Corrective lenses are used to correct refractive errors by bending the light entering the eye in order to alleviate the effects of conditions such as nearsightedness (myopia), farsightedness (Hypermetropia) or astigmatism. The ability of one's eyes to accommodate their focus to near and distant focus alters over time. Also, few people have eyes that show exactly equal refractive characteristics; one may need a "stronger", (i.e. more refracting), lens than the other. A common condition in people over forty years old is presbyopia, which is caused by the eye's crystalline lens losing elasticity, progressively reducing the ability of the lens to accommodate (i.e. to focus on objects close to the eye). Corrective lenses, to bring the image back into focus on the retina, are made to conform to the prescription of an ophthalmologist or optometrist. A lensmeter can be used to verify the specifications of an existing pair of glasses. Corrective eyeglasses can significantly improve the life quality of the wearer. Not only do they enhance the wearer's visual experience, but can also reduce problems that result from eye strain, such as headaches or squinting.

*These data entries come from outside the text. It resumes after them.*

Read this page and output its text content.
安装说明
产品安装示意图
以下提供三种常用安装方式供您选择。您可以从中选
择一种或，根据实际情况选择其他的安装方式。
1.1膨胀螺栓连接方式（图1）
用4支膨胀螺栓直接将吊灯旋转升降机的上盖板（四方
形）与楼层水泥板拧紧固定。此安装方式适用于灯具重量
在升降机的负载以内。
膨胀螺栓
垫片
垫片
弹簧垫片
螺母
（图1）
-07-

Pinhole glasses are a type of corrective glasses that do not use a lens. Pinhole glasses do not actually refract the light or change focal length. Instead, they create a diffraction limited system, which has an increased depth of field, similar to using a small aperture in photography. This form of correction has many limitations that prevent it from gaining popularity in everyday use. Pinhole glasses can be made in a DIY fashion by making small holes in a piece of card which is then held in front of the eyes with a strap or cardboard arms.
The most common type of corrective lens is "single vision", which has a uniform refractive index. For people with presbyopia and hyperopia, bifocal and trifocal glasses provide two or three different refractive indices, respectively, and progressive lenses have a continuous gradient. Reading glasses provide a separate set of glasses for focusing on close-by objects. Reading glasses are available without prescription from drugstores, and offer a cheap, practical solution, though these have two simple lenses of equal power, so will not correct refraction problems like astigmatism or refractive or prismatic variations between the left and right eye. For total correction of the individual's sight, glasses complying to a recent ophthalmic prescription are required. Adjustable-focus eyeglasses might be used to replace bifocals or trifocals, or might be used to produce cheaper single-vision glasses (since they don't have to be custom-manufactured for every person).